Sunday, October 29, 2006


"Keep Your Eye on the Puck, Son"

A few weekend musings...

1. It's always interesting when Science and Hockey mix together like a guy from North Carolina and a girl from South Carolina. Anyway...

From ScienceDaily:

Researchers at the University of Calgary's Faculty of Kinesiology may have found the secret to dazzling goaltending, after they discovered the exact spot a goalie needs to watch to be successful.

Graduate student Derek Panchuk and professor Joan Vickers, who discovered the Quiet Eye phenomenon, have just completed the most comprehensive, on-ice hockey study to determine where elite goalies focus their eyes in order to make a save.

Simply put, they found that goalies should keep their eyes on the puck. In an article to be published in the journal Human Movement Science, Panchuk and Vickers discovered that the best goaltenders rest their gaze directly on the puck and shooter's stick almost a full second before the shot is released. When they do that they make the save over 75 per cent of the time.

"Looking at the puck seems fairly obvious," Panchuk said, "until you look at the eye movements of novice goaltenders, who scatter their gaze all over the place and have a much lower save percentage than the elite goalies."

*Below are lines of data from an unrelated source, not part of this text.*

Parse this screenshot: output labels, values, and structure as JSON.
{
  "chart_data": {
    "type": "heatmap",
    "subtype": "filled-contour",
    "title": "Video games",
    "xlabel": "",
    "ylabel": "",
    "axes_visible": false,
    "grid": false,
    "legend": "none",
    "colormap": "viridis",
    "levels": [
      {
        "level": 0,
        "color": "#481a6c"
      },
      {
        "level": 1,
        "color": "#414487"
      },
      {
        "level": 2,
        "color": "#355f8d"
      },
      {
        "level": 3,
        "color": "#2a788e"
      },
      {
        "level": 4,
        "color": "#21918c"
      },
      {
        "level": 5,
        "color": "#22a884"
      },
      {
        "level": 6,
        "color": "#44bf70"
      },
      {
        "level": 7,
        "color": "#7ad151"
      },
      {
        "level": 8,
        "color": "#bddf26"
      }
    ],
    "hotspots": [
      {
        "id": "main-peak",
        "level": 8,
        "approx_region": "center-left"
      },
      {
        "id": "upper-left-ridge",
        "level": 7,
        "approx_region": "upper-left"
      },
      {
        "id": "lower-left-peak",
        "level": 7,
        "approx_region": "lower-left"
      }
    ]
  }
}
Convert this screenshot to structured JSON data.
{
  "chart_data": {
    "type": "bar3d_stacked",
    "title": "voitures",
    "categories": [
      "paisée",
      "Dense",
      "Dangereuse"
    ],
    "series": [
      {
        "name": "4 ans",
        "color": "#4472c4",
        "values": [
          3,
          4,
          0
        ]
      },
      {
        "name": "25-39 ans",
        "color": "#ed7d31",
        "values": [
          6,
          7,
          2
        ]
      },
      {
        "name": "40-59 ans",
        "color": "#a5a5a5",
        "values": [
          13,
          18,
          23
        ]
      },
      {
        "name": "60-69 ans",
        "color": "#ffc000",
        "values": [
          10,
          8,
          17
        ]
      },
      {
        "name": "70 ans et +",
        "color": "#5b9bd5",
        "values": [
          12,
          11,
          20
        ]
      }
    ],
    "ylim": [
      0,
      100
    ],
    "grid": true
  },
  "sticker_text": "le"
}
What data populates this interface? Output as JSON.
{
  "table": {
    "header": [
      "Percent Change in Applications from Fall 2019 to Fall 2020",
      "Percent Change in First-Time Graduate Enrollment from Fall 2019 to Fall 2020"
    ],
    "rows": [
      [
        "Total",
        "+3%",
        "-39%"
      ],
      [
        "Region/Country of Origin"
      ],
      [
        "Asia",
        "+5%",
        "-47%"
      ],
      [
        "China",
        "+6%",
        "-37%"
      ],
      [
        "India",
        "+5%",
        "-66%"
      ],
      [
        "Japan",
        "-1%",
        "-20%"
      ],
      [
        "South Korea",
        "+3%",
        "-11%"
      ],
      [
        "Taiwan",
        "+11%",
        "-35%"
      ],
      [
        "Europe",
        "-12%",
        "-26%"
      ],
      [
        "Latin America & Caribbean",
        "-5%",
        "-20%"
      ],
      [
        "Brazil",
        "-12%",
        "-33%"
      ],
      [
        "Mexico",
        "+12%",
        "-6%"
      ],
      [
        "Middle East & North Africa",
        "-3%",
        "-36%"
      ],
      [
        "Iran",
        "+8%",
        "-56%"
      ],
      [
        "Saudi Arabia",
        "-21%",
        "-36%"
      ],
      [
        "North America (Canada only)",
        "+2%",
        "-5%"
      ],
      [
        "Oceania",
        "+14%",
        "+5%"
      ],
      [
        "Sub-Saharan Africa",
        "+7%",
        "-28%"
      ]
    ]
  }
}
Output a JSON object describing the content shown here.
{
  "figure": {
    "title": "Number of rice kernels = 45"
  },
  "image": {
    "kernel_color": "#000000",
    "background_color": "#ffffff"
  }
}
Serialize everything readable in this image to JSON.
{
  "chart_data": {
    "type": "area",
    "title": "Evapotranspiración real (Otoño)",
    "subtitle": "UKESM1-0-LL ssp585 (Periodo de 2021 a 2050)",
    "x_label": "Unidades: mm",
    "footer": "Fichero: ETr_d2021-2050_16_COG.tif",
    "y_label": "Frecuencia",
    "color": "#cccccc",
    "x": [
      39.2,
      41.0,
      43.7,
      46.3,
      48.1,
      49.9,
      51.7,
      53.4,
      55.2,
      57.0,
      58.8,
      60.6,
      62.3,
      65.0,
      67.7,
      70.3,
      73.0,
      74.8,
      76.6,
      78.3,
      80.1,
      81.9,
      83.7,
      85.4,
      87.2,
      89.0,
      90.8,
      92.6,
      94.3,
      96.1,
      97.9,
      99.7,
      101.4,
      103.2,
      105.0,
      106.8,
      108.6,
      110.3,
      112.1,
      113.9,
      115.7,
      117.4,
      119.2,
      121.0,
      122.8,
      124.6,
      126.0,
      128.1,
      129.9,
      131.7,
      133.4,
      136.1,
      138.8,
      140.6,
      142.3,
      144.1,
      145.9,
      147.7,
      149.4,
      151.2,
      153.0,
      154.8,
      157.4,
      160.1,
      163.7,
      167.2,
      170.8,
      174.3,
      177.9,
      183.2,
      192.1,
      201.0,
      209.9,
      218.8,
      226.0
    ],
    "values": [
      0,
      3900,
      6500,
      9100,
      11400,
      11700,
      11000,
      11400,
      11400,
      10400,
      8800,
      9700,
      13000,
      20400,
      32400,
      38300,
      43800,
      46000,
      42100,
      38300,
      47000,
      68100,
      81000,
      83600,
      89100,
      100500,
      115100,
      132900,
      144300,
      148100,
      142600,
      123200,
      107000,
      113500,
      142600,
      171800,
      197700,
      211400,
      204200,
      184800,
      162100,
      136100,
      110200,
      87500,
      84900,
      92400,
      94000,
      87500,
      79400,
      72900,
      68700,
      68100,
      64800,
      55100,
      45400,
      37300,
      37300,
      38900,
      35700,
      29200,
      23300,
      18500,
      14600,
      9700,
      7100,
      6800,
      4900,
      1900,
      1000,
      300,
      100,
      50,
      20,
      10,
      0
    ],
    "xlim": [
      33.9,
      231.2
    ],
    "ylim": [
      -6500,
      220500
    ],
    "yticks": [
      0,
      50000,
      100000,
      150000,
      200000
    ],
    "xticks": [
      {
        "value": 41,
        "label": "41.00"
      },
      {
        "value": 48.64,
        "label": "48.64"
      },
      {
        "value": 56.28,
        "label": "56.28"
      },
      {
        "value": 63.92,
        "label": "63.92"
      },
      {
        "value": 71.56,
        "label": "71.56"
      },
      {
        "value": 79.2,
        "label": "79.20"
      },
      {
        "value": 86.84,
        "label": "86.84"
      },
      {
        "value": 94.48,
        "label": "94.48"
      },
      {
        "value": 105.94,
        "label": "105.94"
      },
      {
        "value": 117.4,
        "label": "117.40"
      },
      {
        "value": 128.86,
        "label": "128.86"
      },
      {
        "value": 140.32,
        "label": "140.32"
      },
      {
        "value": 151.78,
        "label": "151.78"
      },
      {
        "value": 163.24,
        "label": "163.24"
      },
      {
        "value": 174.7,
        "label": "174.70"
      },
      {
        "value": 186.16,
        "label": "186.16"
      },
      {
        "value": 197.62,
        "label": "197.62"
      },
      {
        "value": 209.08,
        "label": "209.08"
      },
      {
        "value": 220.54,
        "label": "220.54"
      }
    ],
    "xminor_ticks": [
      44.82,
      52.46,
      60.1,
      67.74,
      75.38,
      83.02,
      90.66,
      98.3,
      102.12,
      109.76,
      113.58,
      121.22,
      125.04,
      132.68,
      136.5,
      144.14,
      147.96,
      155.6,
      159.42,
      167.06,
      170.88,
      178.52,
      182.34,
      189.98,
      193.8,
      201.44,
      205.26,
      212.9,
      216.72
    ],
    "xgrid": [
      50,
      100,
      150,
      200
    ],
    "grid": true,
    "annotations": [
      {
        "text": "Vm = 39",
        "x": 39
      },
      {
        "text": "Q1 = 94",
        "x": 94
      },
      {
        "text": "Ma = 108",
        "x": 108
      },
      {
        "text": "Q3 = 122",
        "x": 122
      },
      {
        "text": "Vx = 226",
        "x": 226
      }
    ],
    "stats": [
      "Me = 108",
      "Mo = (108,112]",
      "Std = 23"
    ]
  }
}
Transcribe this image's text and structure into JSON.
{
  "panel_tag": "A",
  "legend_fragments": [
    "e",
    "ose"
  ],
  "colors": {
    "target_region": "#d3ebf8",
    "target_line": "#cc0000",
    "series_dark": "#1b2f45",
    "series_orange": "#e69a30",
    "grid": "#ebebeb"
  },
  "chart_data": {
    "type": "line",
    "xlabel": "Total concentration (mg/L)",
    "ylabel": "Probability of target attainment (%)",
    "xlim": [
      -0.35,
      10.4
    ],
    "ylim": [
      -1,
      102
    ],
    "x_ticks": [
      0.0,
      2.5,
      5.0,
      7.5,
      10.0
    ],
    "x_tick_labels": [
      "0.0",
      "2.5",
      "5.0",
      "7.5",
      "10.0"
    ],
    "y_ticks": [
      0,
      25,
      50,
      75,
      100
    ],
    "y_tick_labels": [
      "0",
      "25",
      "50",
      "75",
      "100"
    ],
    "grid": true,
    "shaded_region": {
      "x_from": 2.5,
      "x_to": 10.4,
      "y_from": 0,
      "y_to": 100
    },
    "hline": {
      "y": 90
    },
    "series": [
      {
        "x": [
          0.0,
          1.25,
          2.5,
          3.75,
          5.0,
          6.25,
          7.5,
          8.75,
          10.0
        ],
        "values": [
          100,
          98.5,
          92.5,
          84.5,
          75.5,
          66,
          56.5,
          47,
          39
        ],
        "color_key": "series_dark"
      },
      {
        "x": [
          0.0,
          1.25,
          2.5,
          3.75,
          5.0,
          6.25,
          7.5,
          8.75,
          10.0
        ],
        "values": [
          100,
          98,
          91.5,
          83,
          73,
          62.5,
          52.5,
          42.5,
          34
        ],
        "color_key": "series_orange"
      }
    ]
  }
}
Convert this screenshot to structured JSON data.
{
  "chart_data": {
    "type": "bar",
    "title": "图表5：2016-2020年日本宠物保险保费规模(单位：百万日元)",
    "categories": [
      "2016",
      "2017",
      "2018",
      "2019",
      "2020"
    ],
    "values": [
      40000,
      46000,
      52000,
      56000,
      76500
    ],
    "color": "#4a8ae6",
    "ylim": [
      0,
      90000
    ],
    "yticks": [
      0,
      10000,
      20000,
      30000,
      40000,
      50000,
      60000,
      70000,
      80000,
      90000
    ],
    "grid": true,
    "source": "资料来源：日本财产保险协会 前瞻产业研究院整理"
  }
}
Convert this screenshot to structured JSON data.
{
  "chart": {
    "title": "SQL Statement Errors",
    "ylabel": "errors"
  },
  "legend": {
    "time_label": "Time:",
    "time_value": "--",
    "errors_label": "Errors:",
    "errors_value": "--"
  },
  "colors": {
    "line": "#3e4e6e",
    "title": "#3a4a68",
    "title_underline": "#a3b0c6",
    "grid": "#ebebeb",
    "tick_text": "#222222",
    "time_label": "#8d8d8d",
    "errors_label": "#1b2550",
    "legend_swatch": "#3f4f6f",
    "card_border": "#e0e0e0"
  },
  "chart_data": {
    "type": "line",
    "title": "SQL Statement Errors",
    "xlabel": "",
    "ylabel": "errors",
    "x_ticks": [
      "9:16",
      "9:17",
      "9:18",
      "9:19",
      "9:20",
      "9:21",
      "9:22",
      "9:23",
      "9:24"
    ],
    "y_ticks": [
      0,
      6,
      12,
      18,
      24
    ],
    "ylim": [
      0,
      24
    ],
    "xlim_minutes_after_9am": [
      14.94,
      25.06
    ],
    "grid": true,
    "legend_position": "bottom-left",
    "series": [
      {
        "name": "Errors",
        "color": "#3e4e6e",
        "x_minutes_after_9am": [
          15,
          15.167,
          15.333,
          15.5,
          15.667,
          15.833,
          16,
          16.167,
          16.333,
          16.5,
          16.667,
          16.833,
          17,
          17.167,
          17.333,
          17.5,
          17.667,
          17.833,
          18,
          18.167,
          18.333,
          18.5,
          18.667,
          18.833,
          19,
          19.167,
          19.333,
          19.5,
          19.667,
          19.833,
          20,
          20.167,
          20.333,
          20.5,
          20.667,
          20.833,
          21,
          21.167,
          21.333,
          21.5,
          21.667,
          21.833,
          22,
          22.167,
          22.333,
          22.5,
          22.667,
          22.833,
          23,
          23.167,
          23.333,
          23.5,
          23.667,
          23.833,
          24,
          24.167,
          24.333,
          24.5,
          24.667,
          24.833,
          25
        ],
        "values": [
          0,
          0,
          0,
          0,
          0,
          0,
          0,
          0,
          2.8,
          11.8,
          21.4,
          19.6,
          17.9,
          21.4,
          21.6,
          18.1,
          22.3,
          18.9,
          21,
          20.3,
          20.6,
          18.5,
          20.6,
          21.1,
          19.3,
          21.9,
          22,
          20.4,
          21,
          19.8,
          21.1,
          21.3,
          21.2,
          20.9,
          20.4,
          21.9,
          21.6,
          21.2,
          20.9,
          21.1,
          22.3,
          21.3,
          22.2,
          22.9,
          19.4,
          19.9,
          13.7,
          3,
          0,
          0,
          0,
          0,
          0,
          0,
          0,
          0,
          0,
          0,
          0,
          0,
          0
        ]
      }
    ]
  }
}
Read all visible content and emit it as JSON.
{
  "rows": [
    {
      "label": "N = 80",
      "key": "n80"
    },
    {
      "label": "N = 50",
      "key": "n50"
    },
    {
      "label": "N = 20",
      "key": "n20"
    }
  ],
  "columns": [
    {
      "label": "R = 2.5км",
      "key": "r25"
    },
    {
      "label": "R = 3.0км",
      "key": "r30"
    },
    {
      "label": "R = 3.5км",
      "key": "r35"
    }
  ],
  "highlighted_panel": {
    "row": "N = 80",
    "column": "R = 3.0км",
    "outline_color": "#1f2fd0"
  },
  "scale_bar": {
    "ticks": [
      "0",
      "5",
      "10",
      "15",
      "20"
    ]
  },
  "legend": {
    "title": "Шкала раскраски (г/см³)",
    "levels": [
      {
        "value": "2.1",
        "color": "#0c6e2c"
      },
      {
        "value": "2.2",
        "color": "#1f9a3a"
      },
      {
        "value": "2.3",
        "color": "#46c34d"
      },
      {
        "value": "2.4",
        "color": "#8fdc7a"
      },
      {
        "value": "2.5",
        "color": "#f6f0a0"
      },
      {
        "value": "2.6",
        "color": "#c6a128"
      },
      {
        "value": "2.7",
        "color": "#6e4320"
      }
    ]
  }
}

The findings also contradict some research out of Europe which suggests that soccer goalies concentrate on the non-shooting foot of the kicker to make the save.
Well, soccer is a much different game than hockey, especially for goalies. On penalty kicks, reaction time means a lot less than in hockey. Reading the non-shooting foot is a good indicator, especially among lesser players, of which direction the shot will go. Still, it does blow away Martin Brodeur's assertion that Alexander OVU-L8's robocop visor gives an unfair advantage. If you are an NHL goalie watching the eyes of a shooter and not the puck, yer just screwing yourself.

2. For all of the talk about the new-and-improved Dinner Jackets, they still score less than Dave Coulier at Ladies Night. Last season, the BJs sucked hard offensively and scored just 223 goals, which was 4th worst in the NHL. This year? They have 19 goals in 9 games and are right near the bottom once again.
That's what you get for screwing around with Gilbert Brule and Jaroslav Balastik. Why are the BJ's keeping Brule if they intend to play him 6 minutes a night and with linemates who couldn't score in the AHL? Yeah, Freddy Modin is the answer *sigh*

3. Speaking of BJs, I hope they enjoy Tarantula Head. It's rather obvious why he didn't get the huge contract he desired and why he had to settle for Columbus.
Anson Carter: 9GP 1-1-2 -1 4PIM
Taylor Pyatt: 12GP 6-2-8 +4 6PIM & One bitchin MySpace site.

4. JP at Japers' Rink has the "Sidney Crosby Hat Trick", which is apparently a goal, an assist, and a diving penalty. *grumble*.
So, what's an Alexander Ovechkin Hat Trick? 1 goal, 1 assist, and 15 giveaways from hogging the puck all night?

5. Penguins 8(!) and the Flyers 2. Nice to see nothing has changed in Philly.
Check out this goal by Maxime Talbot. I *almost* feel sorry for the Flyers in that instance. Almost.

6. Speaking of Ovechkin, he currently sits 46th in NHL scoring with 10 points. Crosby? He's tied for #5 with 15 points. Just sayin'

The AO Hat Trick is a goal, an assist, and a check that knocks the victim into the middle of next week.

And it's good to see Secondary Sid up there towards the top of the scoring race. Maybe it'll give him the confidence to stop yappin' and divin' and stick to actually playing the game.
That Flyers goal is... wow. That is just awful. Well it would be if it wasn't the Flyers, anyway.

And hey, can't we like Ovechkin and Crosby? What is all this you have to choose one crap? I'm amazed we have two talents like them in the league at the same time.
It's not that I don't like Ovechkin, cuz I do, but his minions are getting just a bit too cocky. They picked the fight, and now they'll have to deal with moi ;)
Well I certainly know better than to pick fights with mad Slovaks!
Philly gave Crosby 3 goals last night. Even a wheelchair grandma' would have scored those goals. It doesn't take skill to bet two brick defenders, Captain Hook (Teri Hatcher) and Mike Rathje (no joke there).
I'm not pickin' any fights - just having a little fun. Even you have to admit that the "Sidney Crosby Hat Trick" is funny.
Y'know, your Ovechkin cheap shots would work a lot better if they had some relation to reality. The guy passes quite well, thank you, which you'd realize if you watched entire Caps games. It's not his fault his linemates can't finish.

Now, does he need to realize that a one-man band won't win any trophies? Absolutely. Just like El Sid needs to understand that growing a backbone will enhance his prospects tremendously. They're kids. Give them time.